Ernesto Gómez Pananá
Según la filosofía existencialista, Sartre o Kierkegaard, el propósito central del ser humano es encontrarse a sí mismo, crear un significado para su propia vida. Vaya cosa.
Poco antes de cumplir 45 años, enfrenté uno de esos episodios en los que es posible hacer un balance. Detenerse. Voltear atrás y ver enseguida lo que queda por delante. Considerando que llegase yo a vivir 90 años, en 2017 me encontraba justo a la mitad de mi vida. Opté por buscar la respuesta a mis propias preguntas existencialistas.
Como una especie de entrenamiento, emprendí caminatas durante algunos meses. La experiencia por si sola fue violenta y profunda. En algún sentido asombrosa.
Hora uno.
Aquel domingo de septiembre de 2016 inicié mi recorrido hacia el poniente. Crucé la puerta de casa para descender hacia el Boulevard Belisario Domínguez. Lo recorrí completo. La UNACH, la Escuela de Enfermería, el Tecnológico Regional. Así hasta la entrada al Tec de Monterrey. Le seguían La Carreta y La Pochota. El filo de Tuxtla.
Hora dos.
Iniciaba a partir de ahí el distribuidor vial, las diferentes vías que conectan la ciudad. Comencé a caminar en el acotamiento, siempre en sentido contrario a los vehículos.
Es complicado describir la intensidad que se experimenta al transitar a pie esa pendiente en la que avanzaba con mi humanidad mientras de frente recibía el estruendo y la fuerza de tráileres descendiendo a 120 kph y a poco menos de dos metros de mi. Un tráiler, otro tráiler. Un autobús. Otro tráiler de doble caja. La sensación es como de entrar en una turbina.
Hora tres.
El sol quema los brazos y la espalda. Si bien el clima ya es más templado, el sol sigue pegando. Por ahí el olor de un animal en descomposición. El ruido de las suelas sobre tierra, arena, grava. El sonido de una sirena a lo lejos. Voy firme, el cansancio aún no pesa. En tiempo y recorrido voy de acuerdo a lo planeado.
Hora cuatro.
Llego al llamado “Crucero de la Muerte”, la intersección entre las vías al ex aeropuerto Llano San Juan, el Libramiento de Ocozocoautla, el Camino Viejo a Berriozábal y la entrada a Ocozocoautla atravesando por la carretera de la Reserva Meyapac. Pónganse un momento en mis zapatos apreciados nueve lectores. Si atravesar una convergencia carretera en auto -auto vs. auto- suele ser estresante y peligroso, imagínense a pie. Un reto a los sentidos y a los reflejos.
Hora cinco.
Punto de no retorno. Enseguida están los últimos cinco kilómetros en descenso, es la carretera antigua -y sumamente angosta- a Ocozocoautla, por sus curvas se atraviesa el cerro Meyapac. Tomar ese último tramo implica tener que forzosamente concluir la ruta pues en esa zona no hay señal celular, tampoco hay poblados ni gasolineras y tomar transporte es imposible porque por lo estrecho de la carretera, los camiones no hacen parada en la zona. Me sigo. Intenso, caminando con las bestias motorizadas por un lado y el precipicio verde por el otro. Indescriptible.
Hora seis.
Cruzo el umbral de Ocozocoautla. Seis horas. Treinta kilómetros caminando.

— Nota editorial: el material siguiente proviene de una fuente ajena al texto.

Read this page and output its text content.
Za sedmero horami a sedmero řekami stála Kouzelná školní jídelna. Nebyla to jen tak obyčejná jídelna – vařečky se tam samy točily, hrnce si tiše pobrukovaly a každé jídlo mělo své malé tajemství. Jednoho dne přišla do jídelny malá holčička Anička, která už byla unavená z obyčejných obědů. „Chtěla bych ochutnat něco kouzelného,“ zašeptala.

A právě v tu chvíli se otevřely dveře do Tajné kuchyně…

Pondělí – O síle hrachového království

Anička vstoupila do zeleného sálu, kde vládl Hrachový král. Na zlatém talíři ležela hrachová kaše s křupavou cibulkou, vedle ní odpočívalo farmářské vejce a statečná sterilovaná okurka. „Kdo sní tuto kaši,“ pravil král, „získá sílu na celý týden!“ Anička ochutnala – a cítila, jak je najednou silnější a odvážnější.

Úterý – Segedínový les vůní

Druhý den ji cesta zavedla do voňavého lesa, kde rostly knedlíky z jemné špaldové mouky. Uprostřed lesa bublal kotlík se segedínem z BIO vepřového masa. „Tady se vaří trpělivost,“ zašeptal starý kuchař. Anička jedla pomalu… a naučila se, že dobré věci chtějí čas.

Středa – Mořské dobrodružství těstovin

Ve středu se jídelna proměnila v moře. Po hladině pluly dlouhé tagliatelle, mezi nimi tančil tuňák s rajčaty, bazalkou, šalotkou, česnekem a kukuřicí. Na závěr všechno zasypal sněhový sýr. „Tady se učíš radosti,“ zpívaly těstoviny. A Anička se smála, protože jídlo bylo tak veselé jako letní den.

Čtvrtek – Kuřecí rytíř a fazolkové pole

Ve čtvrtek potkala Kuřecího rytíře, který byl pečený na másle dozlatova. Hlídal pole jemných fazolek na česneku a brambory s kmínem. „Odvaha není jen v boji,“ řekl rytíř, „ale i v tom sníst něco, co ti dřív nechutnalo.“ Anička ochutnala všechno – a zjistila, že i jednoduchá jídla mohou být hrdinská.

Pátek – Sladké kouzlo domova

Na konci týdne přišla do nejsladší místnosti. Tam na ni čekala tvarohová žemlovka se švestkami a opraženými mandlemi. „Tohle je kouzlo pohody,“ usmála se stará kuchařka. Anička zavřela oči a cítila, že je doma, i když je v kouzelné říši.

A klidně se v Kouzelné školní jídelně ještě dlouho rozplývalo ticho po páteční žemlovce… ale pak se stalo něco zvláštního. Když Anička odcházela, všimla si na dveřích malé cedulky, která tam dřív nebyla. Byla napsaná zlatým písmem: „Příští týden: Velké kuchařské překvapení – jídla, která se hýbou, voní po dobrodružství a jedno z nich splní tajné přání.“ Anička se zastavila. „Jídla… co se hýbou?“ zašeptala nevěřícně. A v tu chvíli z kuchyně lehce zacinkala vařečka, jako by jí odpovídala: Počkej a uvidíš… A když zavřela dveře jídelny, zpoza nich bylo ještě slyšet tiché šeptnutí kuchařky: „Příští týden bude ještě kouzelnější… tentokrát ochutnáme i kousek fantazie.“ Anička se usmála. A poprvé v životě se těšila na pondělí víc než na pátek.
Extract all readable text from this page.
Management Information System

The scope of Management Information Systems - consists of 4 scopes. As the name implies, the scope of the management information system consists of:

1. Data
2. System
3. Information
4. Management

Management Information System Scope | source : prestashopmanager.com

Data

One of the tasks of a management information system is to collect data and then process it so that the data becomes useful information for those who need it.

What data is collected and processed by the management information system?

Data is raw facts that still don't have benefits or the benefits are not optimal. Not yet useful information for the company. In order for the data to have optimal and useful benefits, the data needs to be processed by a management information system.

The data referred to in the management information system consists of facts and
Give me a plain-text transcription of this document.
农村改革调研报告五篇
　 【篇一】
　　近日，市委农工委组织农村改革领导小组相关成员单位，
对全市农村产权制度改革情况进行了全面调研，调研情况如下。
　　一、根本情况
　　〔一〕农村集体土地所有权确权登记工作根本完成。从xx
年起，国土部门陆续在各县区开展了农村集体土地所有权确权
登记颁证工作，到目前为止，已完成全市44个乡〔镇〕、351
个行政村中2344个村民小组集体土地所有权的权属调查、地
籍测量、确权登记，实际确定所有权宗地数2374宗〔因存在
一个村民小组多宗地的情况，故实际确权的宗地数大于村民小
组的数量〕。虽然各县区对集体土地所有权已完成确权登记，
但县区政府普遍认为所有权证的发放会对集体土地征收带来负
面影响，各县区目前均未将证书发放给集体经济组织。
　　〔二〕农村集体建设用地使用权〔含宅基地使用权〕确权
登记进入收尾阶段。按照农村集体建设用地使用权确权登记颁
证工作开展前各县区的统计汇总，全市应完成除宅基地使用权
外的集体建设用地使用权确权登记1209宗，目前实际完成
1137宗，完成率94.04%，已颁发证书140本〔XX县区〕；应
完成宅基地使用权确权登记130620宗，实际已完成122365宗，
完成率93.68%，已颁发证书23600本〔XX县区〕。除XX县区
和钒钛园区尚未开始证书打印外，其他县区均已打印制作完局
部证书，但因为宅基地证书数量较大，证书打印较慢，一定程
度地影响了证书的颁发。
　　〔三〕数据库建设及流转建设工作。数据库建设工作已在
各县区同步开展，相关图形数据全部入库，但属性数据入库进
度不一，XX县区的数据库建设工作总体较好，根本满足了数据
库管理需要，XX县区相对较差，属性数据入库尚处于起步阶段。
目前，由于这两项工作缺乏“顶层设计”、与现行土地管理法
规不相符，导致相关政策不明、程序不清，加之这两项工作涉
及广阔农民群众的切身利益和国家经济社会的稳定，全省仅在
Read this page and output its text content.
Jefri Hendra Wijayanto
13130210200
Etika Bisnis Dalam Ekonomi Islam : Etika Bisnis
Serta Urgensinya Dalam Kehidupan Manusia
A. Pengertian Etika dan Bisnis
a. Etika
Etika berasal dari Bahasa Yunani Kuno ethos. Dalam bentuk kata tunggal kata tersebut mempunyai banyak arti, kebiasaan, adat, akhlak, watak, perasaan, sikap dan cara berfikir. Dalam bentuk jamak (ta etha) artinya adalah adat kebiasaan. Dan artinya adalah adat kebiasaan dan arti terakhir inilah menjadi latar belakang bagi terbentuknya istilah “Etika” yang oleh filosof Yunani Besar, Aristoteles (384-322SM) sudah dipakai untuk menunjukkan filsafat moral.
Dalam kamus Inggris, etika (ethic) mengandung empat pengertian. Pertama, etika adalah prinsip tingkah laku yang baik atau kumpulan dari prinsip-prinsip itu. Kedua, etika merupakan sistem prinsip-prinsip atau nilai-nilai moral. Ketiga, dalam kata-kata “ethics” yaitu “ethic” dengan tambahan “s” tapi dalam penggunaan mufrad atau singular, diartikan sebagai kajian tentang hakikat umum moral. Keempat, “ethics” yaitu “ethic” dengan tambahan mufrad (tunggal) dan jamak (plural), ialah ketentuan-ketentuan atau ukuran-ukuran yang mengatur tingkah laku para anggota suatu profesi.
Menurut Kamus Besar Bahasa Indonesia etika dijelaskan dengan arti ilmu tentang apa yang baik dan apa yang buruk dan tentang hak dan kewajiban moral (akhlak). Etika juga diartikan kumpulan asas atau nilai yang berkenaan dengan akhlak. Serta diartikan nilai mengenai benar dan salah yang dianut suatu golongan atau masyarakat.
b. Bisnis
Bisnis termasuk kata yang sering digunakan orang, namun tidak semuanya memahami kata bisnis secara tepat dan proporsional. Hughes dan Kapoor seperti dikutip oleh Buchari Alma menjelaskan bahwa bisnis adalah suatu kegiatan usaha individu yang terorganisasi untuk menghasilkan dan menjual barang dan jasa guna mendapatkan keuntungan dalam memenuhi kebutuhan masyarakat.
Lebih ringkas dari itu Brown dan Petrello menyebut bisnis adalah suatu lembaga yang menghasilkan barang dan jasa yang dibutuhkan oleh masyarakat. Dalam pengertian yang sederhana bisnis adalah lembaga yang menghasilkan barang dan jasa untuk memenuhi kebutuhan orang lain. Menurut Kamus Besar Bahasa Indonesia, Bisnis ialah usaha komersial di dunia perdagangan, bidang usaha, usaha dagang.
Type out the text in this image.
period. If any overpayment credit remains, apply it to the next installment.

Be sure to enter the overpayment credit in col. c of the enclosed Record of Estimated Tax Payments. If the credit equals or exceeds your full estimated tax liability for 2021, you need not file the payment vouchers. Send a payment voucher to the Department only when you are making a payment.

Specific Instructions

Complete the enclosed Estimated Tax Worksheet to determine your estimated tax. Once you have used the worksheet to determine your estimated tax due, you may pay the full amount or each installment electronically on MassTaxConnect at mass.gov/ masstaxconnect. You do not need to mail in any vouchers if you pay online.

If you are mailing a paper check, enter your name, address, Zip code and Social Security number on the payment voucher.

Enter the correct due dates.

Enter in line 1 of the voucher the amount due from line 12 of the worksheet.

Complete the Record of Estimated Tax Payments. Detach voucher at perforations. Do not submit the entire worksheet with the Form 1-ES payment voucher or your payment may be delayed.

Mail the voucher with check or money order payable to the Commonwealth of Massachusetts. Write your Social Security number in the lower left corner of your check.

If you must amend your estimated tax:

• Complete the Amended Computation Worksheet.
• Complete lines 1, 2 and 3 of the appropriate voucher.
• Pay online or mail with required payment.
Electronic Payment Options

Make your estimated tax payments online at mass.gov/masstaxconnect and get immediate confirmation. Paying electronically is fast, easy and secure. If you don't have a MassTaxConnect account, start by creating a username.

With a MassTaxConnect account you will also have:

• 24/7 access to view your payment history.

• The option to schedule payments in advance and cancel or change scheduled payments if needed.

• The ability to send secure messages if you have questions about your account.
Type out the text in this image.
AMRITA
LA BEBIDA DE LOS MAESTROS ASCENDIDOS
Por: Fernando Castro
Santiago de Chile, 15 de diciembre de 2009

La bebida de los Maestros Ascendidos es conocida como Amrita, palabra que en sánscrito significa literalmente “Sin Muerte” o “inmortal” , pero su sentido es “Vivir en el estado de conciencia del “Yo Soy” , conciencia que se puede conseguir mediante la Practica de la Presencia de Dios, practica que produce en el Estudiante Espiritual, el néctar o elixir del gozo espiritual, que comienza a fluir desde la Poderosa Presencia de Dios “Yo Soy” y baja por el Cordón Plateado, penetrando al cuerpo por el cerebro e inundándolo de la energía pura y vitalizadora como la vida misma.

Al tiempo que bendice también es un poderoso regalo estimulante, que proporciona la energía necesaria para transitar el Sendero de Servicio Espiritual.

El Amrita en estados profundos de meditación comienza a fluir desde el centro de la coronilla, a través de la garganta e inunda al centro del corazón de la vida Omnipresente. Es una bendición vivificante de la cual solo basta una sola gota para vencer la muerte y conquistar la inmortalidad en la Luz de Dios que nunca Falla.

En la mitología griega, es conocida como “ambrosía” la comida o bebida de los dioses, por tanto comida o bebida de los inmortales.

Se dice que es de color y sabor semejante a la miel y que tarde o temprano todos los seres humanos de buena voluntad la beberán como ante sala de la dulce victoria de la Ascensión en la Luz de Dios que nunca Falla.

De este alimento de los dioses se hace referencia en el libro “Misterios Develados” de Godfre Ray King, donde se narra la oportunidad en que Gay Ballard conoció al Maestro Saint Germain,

Meses después, para llegar a Santiago caminé setecientos kilómetros en 25 días. Esa es otra historia.
Oximoronas 1. Diría un querido maestro y amigo, lo más bonito de todo esto, es lo feo que se va a poner.
Oximoronas 2. Otros diez migrantes muertos en carreteras chiapanecas. Urge mirar el fenómeno migrante con lentes distintos. Y con honestidad.
Oximoronas 3. Mi amiga-hermana Adriana me topó providencialmente en el camino aquel domingo. No hay casualidades.